L’ordre géoéconomique mondial est caractérisé par une dynamique globalo-libéralelibre-échangiste et une montée en puissance des arsenaux protectionnistes.
Le climat économique sur la scène internationale est impulsé par les deux puissances hégémoniques, en l’occurrence la Chine qui s’est érigée en chantre du libre-échange et de la mondialisation sous la présidence de XI JINPING, et les Etats-Unis d’Amérique, qui sous le magistère de Donald TRUMP développent un patriotisme économique exacerbé sur fond de protectionnisme ciblé. Ces deux mastodontes se livrent une guerre commerciale sans merci depuis le début de l’année 2018, période où le président Donald TRUMP, agacé par les excédents commerciaux de son principal challenger la Chine, décide de taxer les exportations de l’empire du milieu avec l’aluminium et l’acier comme premières cibles.
La réplique de la Chine ne se fera pas attendre. S’en suit une escalade de taxes douanières qui fait trembler les places boursières mondiales et incite le FMI et l’OMC à tirer la sonnette d’alarme. Symptôme de ce bras de fer commercial, le recul surprise du chiffre d’affaires du géant Apple, dont la croissance est au plus bas depuis 10 ans en raison de ses multiples pertes de parts de marché au profit de son concurrent Huawei. La dimension numérique de la bataille commerciale sino-américaine amène certains analystes à parler de « guerre froide numérique ». Cet affrontement commercial qui ne vise que l’accumulation de la richesse et la poursuite de la puissance n’est pas sans incidence sur les autres pôles de puissances aussi bien les pôles émergents que les pôles affirmés.

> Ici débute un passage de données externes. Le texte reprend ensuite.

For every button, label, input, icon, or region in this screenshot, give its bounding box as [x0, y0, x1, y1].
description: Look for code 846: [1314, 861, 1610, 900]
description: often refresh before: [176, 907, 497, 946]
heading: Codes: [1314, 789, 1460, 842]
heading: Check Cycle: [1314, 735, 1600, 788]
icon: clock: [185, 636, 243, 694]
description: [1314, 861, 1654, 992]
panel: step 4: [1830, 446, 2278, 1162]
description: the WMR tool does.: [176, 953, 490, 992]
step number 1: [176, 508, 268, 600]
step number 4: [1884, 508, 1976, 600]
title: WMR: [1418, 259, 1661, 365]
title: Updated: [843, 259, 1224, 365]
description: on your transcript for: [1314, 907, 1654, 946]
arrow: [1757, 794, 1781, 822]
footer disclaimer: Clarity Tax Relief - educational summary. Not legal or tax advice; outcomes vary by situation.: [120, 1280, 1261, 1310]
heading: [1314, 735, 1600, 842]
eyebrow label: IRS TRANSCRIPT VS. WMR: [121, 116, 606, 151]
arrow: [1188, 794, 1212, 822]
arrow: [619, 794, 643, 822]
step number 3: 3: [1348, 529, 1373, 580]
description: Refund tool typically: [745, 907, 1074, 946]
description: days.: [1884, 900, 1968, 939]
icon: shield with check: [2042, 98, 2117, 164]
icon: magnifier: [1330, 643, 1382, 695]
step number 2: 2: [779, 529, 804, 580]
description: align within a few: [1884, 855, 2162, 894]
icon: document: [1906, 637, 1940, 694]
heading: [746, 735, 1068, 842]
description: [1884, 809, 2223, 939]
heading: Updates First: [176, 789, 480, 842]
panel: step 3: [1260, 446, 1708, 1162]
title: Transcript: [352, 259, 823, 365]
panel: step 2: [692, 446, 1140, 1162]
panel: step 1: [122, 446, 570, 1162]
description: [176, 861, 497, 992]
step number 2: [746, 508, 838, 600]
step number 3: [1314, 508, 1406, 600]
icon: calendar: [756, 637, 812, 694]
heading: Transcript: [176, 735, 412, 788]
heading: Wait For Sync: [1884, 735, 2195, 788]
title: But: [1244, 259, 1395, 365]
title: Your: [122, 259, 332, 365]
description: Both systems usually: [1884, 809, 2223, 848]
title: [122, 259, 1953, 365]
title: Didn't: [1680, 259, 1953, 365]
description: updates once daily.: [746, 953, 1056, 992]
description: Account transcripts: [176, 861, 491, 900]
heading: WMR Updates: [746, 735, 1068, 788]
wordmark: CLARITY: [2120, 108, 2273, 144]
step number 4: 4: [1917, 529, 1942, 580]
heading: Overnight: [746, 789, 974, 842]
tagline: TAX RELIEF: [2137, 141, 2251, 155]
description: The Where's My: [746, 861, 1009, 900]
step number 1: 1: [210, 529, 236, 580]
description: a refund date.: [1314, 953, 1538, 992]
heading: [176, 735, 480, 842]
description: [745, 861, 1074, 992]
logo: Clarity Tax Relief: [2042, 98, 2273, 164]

Que ce soit le Canada, le Mexique, la Russie, les pays de l’Union Européenne, ou les pays du proche et du moyen Orient, chacun y va de ses assauts tarifaires en guise de résistance ou de riposte vis-à-vis des effets de la rivalité sino-américaine. Un sondage réalisé en 2018 par HSBC sur 6033 entreprises relativement à la tendance du commerce international, ressort que la perception de protectionnisme croissant de la part des gouvernements est de 61 % au niveau mondial avant les derniers coups de Donald TRUMP contre la Chine. En dépit du fait que les formations sociales en développement usent d’un protectionnisme tarifaire pour une maturation de leur appareil de production il n’en demeure pas moins que la vitalité du commerce international est influencée par une relation économique sino-américaine conflictuelle.
La place du continent africain dans le système économique mondial travaillé par ces rivalités géoéconomiques, est d’un grand intérêt, tant il est vrai que l’Afrique est le contient d’avenir en raison du volume important de ressources stratégiques encore inexploitées dont il dispose. Il se trouve que chacune des formations sociales capitalistes veut avoir son sommet avec l’Afrique, assorti d’un partenariat économique, et certaines d’entre elles utilisent leur puissance pour imposer l’inscription du continent noir dans le paradigme du libre-échangisme. Le partenariat économique avec les pays africains est devenu pour celles-là, un instrument à la fois d’affirmation et d’accroissement de la puissance. Entre 2013 et 2017 pas moins de 32 pays africains ont signé un accord de libre-échange avec l’Union Européenne dans le cadre du partenariat UE-ACP.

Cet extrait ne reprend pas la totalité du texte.